Dinapsoline ((2); (±)-dihydroxy-2,3,7,11b-tetrahydro-1H-naphth[1,2,3-de]isoquinoline) is a full D₁ dopamine agonist that also has significant D₂ receptor affinity. Based on a similar pharmacophore, dinapsoline has pharmacological similarities to dihydrexidine ((1); (±)-trans-10,11-dihydroxy-5,6,6a,7,8,12b-hexahydrobenzo[a] phenanthridine), the first high affinity full D₁ agonist. Small alkyl substitutions on the dihydrexidine backbone are known to alter markedly the D₁:D₂ selectivity of dihydrexidine, and it was of interest to determine whether similar SAR exists within the dinapsoline series. This report describes the synthesis and pharmacological evaluation of six analogues of dinapsoline: N-allyl-(3);N-n-propyl- (4); 6-methyl- (5); 4-methyl- (6); 4-methyl-N-allyl- (7); and 4-methyl-N-n-propyl-dinapsoline (8). As expected from earlier studies with the dihydrexidine backbone, N-allyl (3) or N-n-propyl (4) analogues had markedly decreased D₁ affinity. Unexpectedly, and unlike the dihydrexidine series, these same substituents did not markedly increase D₂ affinity. The addition of a methyl group to position 6 (5) increased D₁:D₂ selectivity, but less markedly than did the analogous 2-methyl substituent added to 1. Unlike the analogous 4-methyl substituent of 1, the addition of a 4-methyl-group (6) actually decreased D₁ affinity without affecting D₂ affinity.
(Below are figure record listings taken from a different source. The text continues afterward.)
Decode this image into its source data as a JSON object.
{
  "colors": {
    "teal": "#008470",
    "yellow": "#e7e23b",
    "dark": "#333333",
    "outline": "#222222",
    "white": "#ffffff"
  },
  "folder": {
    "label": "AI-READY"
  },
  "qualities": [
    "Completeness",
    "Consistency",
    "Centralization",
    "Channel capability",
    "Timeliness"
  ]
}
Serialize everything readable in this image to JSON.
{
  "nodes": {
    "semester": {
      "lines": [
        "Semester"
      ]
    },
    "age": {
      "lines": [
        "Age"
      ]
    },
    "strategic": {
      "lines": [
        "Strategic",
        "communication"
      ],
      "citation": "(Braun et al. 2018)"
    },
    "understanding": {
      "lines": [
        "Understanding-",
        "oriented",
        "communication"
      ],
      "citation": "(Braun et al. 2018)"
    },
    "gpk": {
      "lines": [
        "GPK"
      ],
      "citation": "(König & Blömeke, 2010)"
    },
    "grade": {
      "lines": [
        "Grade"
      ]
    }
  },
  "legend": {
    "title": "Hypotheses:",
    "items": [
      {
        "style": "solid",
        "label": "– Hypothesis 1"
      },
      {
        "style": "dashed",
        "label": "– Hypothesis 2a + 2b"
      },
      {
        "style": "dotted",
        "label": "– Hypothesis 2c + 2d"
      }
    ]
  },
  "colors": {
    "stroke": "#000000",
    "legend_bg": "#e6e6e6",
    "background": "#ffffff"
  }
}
These data demonstrate that the dinapsoline (2) backbone can be modified to produce dopamine agonists with novel properties. Moreover, as rigid ligands in which small substituents can cause significant changes in selectivity, they are important tools for deriving 'differential' SARs of the dopamine receptor isoforms.